Going along with mental health challenges, substance use disorders have also been prominent in rural areas of America. While just under half of rural Americans say they’ve been directly impacted by opioid abuse, 74 percent of farmers and farm workers say they have. Additionally, farmers die by suicide at a rate 2-5 times higher than the national average. Part of the reasoning is that access to counseling and treatment is harder to find, but Cox believes the work ethic can be a double-edged sword here.
“There’s a cowboy-up mentality that is great, most of the time. It can carry us through hard times. But other times, when things can be broken in our heads, we hide it. But it’s very normal and we need to overcome this stigma [of getting help],” Cox said.
Research conducted by the American Farm Bureau Federation has found that farmers and people in rural areas are getting more comfortable talking about stress and mental health challenges with others and that the stigma around seeking help has decreased in rural and farm communities – but it still is a factor.
Cox added that more investments are coming for rural Utah health, but that the use of online resources for treatment or visiting with counselors has been a great benefit for rural communities.
“I hope we can help people in agriculture understand that their job is hard. It’s stressful and physically taxing. It’s hard to make a living with uncertainty, drought, and stress. But there’s nothing wrong with you. We need you to stay,” Cox said.
Another hallmark of the Cox administration has been the discussion of local food production as a national security issue.
“We have strategic oil reserves and innovation in the field of energy and natural resources, which has helped make us more self-sustaining for energy,” Cox said. “But the only thing we need more than energy is food. We haven’t historically taken that same approach with food. I believe as a country; we need to be more secure in our food supply chains.”
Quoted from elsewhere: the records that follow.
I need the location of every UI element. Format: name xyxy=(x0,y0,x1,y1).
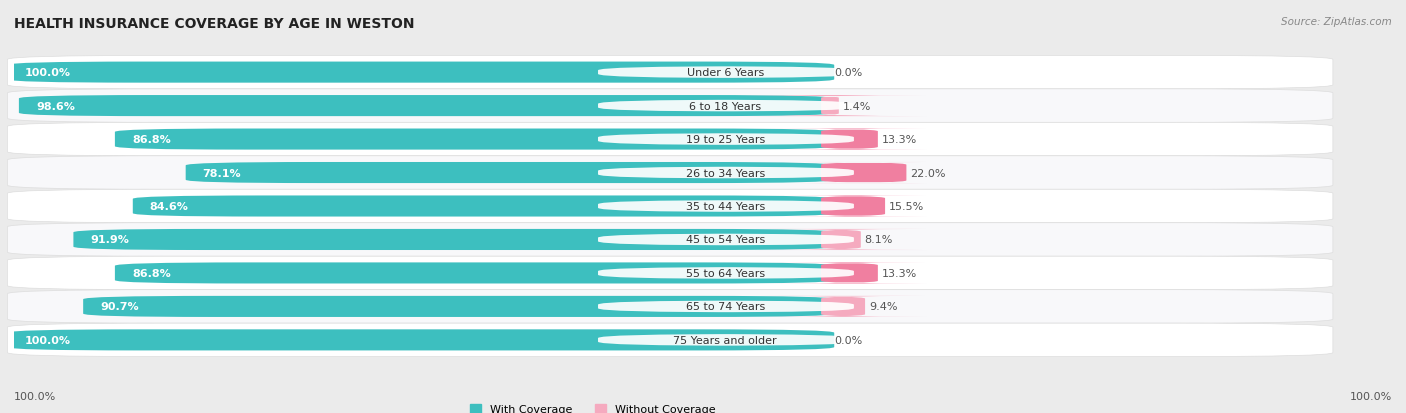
FancyBboxPatch shape xyxy=(598,67,853,79)
FancyBboxPatch shape xyxy=(756,229,927,250)
Text: 100.0%: 100.0% xyxy=(24,68,70,78)
Text: 86.8%: 86.8% xyxy=(132,135,170,145)
FancyBboxPatch shape xyxy=(598,234,853,246)
Text: 6 to 18 Years: 6 to 18 Years xyxy=(689,101,762,112)
FancyBboxPatch shape xyxy=(7,330,834,351)
Text: 90.7%: 90.7% xyxy=(100,301,139,312)
FancyBboxPatch shape xyxy=(7,56,1333,90)
FancyBboxPatch shape xyxy=(7,290,1333,323)
FancyBboxPatch shape xyxy=(83,296,834,317)
Text: HEALTH INSURANCE COVERAGE BY AGE IN WESTON: HEALTH INSURANCE COVERAGE BY AGE IN WEST… xyxy=(14,17,415,31)
FancyBboxPatch shape xyxy=(186,163,834,184)
FancyBboxPatch shape xyxy=(801,163,927,184)
FancyBboxPatch shape xyxy=(115,263,834,284)
FancyBboxPatch shape xyxy=(598,201,853,212)
Text: 19 to 25 Years: 19 to 25 Years xyxy=(686,135,765,145)
Legend: With Coverage, Without Coverage: With Coverage, Without Coverage xyxy=(470,404,716,413)
FancyBboxPatch shape xyxy=(773,263,927,284)
FancyBboxPatch shape xyxy=(598,301,853,313)
Text: 9.4%: 9.4% xyxy=(869,301,897,312)
FancyBboxPatch shape xyxy=(734,96,927,117)
Text: 13.3%: 13.3% xyxy=(882,135,917,145)
Text: 0.0%: 0.0% xyxy=(834,68,862,78)
FancyBboxPatch shape xyxy=(773,129,927,150)
FancyBboxPatch shape xyxy=(598,334,853,346)
FancyBboxPatch shape xyxy=(598,134,853,145)
Text: 86.8%: 86.8% xyxy=(132,268,170,278)
Text: 0.0%: 0.0% xyxy=(834,335,862,345)
Text: 75 Years and older: 75 Years and older xyxy=(673,335,778,345)
FancyBboxPatch shape xyxy=(761,296,927,317)
Text: 100.0%: 100.0% xyxy=(24,335,70,345)
Text: 8.1%: 8.1% xyxy=(865,235,893,245)
FancyBboxPatch shape xyxy=(598,100,853,112)
Text: 55 to 64 Years: 55 to 64 Years xyxy=(686,268,765,278)
Text: 65 to 74 Years: 65 to 74 Years xyxy=(686,301,765,312)
Text: 100.0%: 100.0% xyxy=(14,391,56,401)
Text: 91.9%: 91.9% xyxy=(90,235,129,245)
FancyBboxPatch shape xyxy=(7,90,1333,123)
Text: 26 to 34 Years: 26 to 34 Years xyxy=(686,168,765,178)
Text: 100.0%: 100.0% xyxy=(1350,391,1392,401)
Text: 84.6%: 84.6% xyxy=(150,202,188,211)
FancyBboxPatch shape xyxy=(7,323,1333,357)
FancyBboxPatch shape xyxy=(780,196,927,217)
FancyBboxPatch shape xyxy=(7,123,1333,157)
FancyBboxPatch shape xyxy=(7,256,1333,290)
FancyBboxPatch shape xyxy=(132,196,834,217)
Text: 15.5%: 15.5% xyxy=(889,202,924,211)
Text: Source: ZipAtlas.com: Source: ZipAtlas.com xyxy=(1281,17,1392,26)
Text: 13.3%: 13.3% xyxy=(882,268,917,278)
Text: 1.4%: 1.4% xyxy=(842,101,872,112)
FancyBboxPatch shape xyxy=(18,96,834,117)
FancyBboxPatch shape xyxy=(115,129,834,150)
Text: 45 to 54 Years: 45 to 54 Years xyxy=(686,235,765,245)
FancyBboxPatch shape xyxy=(7,190,1333,223)
FancyBboxPatch shape xyxy=(598,167,853,179)
FancyBboxPatch shape xyxy=(7,62,834,83)
Text: 98.6%: 98.6% xyxy=(37,101,75,112)
Text: 22.0%: 22.0% xyxy=(910,168,946,178)
Text: 78.1%: 78.1% xyxy=(202,168,242,178)
Text: Under 6 Years: Under 6 Years xyxy=(686,68,763,78)
FancyBboxPatch shape xyxy=(7,157,1333,190)
FancyBboxPatch shape xyxy=(598,268,853,279)
FancyBboxPatch shape xyxy=(7,223,1333,256)
FancyBboxPatch shape xyxy=(73,229,834,250)
Text: 35 to 44 Years: 35 to 44 Years xyxy=(686,202,765,211)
Cox described the pandemic as serving as a bit of a wake-up call in terms of agriculture, and the need for improved agricultural infrastructure and processing capabilities.
Some have described Cox as Utah’s ‘Farmer in Chief’ because of his constant beating of the drum for rural Utah. It’s something that Cox loves.
“I had a legislator along the Wasatch Front say he was having ‘rural fatigue’ during the legislature,” Cox said. “That was music to my ears! I hope we have more of that. Everyone matters in our state, no matter your geographic location.”
With an emphasis on policies and governing the state as “One Utah”, the state is benefitting from having a small-town farm kid in the big city.